Do you know which are the names of the roses? Some roses cannot set hips at all, others cannot produce viable or enough pollen. Also, start playing around. Don’t take it too hard. You may want to pay attention to a few posts of hybridizers such as Kim Rupert; gold mine of rose smarts are right in his head. Join your local rose society. They will be the best people to ask.
The reason spring is recomended as the best time to pollenate is that it takes 3 to 5 months for the hips to ripen. If your roses never go dormant, you could probably breed year round (I’m guessing, since I live in a cold-winter climate). Like Enrique mentioned, some roses won’t set hips in the heat. Do you deadhead your roses? If you don’t deadhead, you can get some indication as to which roses will set hips. I find it takes 2-4 weeks from pollination to see firm evidenc of hips–and the stigmas do dry out in that time. As far as the best time to pollinate, I often pollenate the same day I emasculate, then I’ll often pollenate again a day or two later. You also need to be carefull you don’t damage the stigmas when you pollenate. The first couple of years I was hybridizing, I “made sure” I got the pollen all over the stigmas, and in the process, damaged them.

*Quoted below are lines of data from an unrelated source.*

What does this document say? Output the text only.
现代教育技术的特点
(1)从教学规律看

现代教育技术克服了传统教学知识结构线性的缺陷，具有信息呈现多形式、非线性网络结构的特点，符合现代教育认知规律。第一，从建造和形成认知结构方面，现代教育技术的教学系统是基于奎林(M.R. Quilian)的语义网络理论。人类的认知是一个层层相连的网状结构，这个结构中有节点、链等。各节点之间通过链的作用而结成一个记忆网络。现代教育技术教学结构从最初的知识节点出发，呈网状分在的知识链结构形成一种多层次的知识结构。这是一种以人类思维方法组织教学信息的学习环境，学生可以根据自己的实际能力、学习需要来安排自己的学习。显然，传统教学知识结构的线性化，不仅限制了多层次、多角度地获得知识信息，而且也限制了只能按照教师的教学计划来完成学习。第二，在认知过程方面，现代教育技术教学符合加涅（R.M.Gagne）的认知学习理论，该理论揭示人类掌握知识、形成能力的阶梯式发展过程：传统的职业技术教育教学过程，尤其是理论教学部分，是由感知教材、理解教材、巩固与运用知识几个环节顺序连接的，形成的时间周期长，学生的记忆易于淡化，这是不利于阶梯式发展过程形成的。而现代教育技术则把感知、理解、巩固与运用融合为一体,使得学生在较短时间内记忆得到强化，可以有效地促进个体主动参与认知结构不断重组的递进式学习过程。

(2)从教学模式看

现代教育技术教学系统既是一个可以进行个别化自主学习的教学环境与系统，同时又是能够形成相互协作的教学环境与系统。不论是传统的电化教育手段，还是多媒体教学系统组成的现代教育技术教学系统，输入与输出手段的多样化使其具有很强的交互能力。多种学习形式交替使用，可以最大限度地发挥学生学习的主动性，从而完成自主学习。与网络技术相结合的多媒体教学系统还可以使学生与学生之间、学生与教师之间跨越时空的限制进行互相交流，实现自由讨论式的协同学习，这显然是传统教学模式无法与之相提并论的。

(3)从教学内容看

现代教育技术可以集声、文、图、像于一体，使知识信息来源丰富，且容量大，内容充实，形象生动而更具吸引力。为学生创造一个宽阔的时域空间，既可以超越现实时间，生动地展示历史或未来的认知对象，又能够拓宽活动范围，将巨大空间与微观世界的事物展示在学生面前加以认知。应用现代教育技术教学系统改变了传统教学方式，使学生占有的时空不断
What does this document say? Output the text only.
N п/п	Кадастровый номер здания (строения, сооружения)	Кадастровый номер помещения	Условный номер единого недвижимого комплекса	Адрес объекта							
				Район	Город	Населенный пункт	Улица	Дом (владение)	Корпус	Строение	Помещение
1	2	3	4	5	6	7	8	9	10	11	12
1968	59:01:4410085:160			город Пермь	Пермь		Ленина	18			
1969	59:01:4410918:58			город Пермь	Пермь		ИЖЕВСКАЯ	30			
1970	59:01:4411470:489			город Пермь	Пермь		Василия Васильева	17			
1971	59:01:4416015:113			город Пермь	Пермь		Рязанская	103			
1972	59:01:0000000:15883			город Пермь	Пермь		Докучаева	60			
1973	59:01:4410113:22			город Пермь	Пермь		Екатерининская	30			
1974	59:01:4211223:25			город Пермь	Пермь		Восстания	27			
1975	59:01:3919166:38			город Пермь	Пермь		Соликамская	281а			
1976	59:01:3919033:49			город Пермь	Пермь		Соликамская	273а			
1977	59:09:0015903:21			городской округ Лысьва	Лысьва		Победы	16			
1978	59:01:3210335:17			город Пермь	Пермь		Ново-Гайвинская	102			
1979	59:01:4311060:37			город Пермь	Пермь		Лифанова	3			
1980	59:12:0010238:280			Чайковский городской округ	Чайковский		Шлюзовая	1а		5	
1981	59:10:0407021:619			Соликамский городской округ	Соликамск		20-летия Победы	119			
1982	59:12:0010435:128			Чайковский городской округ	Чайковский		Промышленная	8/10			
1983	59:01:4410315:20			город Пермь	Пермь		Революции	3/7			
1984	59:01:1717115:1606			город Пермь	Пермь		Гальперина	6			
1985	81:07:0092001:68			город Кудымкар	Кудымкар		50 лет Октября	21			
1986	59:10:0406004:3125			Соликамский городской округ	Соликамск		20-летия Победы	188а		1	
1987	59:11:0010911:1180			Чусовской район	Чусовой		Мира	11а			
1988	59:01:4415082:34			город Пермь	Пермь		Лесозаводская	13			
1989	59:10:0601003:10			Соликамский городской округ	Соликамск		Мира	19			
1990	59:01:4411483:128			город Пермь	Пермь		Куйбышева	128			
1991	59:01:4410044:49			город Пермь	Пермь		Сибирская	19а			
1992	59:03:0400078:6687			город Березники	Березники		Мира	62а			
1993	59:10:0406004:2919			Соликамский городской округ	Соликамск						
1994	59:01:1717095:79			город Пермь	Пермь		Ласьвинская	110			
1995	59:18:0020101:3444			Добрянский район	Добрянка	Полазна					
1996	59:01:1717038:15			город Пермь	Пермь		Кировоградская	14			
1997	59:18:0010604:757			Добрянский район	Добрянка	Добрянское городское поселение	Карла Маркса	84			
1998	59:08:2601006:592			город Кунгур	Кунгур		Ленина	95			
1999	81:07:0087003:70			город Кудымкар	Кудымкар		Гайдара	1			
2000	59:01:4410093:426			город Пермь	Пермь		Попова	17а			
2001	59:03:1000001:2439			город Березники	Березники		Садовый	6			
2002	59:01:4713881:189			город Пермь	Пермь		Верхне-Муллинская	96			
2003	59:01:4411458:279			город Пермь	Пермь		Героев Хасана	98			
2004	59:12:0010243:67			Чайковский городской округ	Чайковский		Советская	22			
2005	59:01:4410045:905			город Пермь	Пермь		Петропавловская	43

One other thing I’d recomend, is trying to get some open-pollenated seeds, either from your garden or elsewhere. You may not know the pollen parent, but not only is this a good way to evaluate a possible seed parent, it also gives you experience germinating seeds and caring for new seedlings.
Good luck. It may take you a few years (and a lot of patience) to learn to do it well, but seeing the first blooms on your “babies” makes it well worth the wait. (As I’m impatiently checking some of my seedlings to see if they have bloomed yet.)
Thanks for the quick response, I’ll tell you a bit about our climate: The humidity levels are quite high since I live in a coastal area, We have temperatures around 30 to 38 degrees celcius(not sure what that would be in degrees Fahrenheit, but its on the hot side),We don’t have any snow or frosts(winters are very mild)so I don’t suppose that could be a threat, and we are in Autumn which I might is not threathning at all (where I live all seasons seem the same).
I can’t join a local Rose Society as we don’t have one, so this forum is a great deal of help to me
As I asked earlier can I go ahead with an attempt of pollination, as the blooms will be half open soon?
Ever since I had the roses I have dead headed them, so I really dont have a clue as to whether or not they’ll set hips should I try anyway?
Sure Kevin, give it a try. That’s how most of us got started.
I think the best piece of advice I can give is to just try everything and try not to get too down if you have some failures. I’d go ahead and start pollinating now – if you don’t have frosts, this might be the best time of year – maybe the summer would be too hot. If nothing takes, keep trying. Expect failure – even professional rose breeders attempt to make a whole lot more hybrids than ever take or sprout. Increase your odds by making as many hybrids as you can. I also agree with Joan that you might want to not deadhead some flowers and see if you get any open pollinated hips. It is a great way to start learning.
Best of luck to you! I’m an 18 year old beginner at roses myself, and I can assure you, the thrill of those first seedlings is worth it!